Insurance only has to pay like a dollar.
But YOU would be lucky to haggle it down to $40.
#12 87Six
So pretty much: the RAM crysis situation but it can literally kill you
#13 lordnikon
Let try this, why don't we pool our money into a big savings account of pretax dollars for everyone in the entire country and add a supervising org that works with hospital networks to keep cost low through collective bargaining. At some point we the hospital networks become a single national network.
#14 TryingToBeGood
how much is in your savings account? Colleague just got an upper endoscopy, in a hospital for some reason: $58,000.

Insurance helps if you see doctors regularly, and can hopefully keep you from, like, losing your house if you get some catastrophic illness or injury.
#15 sp3ctr4l
You're not missing anything, it is a giant scam.

Your money is going to the profits if the shareholders of your health insurance company.

The only part of the US economy that is actually growing substantially in terms of workforce... is the healthcare sector.

And that's not mostly doctors and nurses.

It's mostly paper pushers.

There are so many healthcare paper pushers now, that if you actually waved a magic wand and implemented a single payer system with much more sane pricing for everyone and a less bloated set of paper pushers... something like a million or two million peoole would lose their jobs.

This country is fucked.

Everyone trying to explain to you how the concept of insurance works is giving you a needlessly complex explanation.

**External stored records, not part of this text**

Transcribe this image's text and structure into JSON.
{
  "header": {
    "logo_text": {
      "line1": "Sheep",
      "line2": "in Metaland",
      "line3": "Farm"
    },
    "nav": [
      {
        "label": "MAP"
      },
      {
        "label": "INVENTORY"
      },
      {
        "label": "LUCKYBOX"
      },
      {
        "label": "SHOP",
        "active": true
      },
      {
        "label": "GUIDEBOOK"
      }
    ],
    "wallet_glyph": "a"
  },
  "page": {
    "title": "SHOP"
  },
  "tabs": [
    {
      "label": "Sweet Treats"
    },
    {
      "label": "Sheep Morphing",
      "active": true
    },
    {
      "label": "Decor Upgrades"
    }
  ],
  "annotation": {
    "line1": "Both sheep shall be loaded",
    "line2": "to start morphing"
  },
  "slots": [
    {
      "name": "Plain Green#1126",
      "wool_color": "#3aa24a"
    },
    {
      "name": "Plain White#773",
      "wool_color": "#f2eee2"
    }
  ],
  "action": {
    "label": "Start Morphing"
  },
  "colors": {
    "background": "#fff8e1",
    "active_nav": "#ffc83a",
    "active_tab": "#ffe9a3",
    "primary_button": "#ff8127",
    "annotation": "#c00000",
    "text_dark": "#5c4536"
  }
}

There are many countries that have public health care that works better and costs less, some that even have private insurance options that are no where near as insanely price gauging as the US system.

Our system is a giant, legal, fraud/scam, that intentionally makes things as expensive as they possibly can be, and delivers as little service as it possibly can, all that corporate c suite and shareholders can quite profit off of your misery.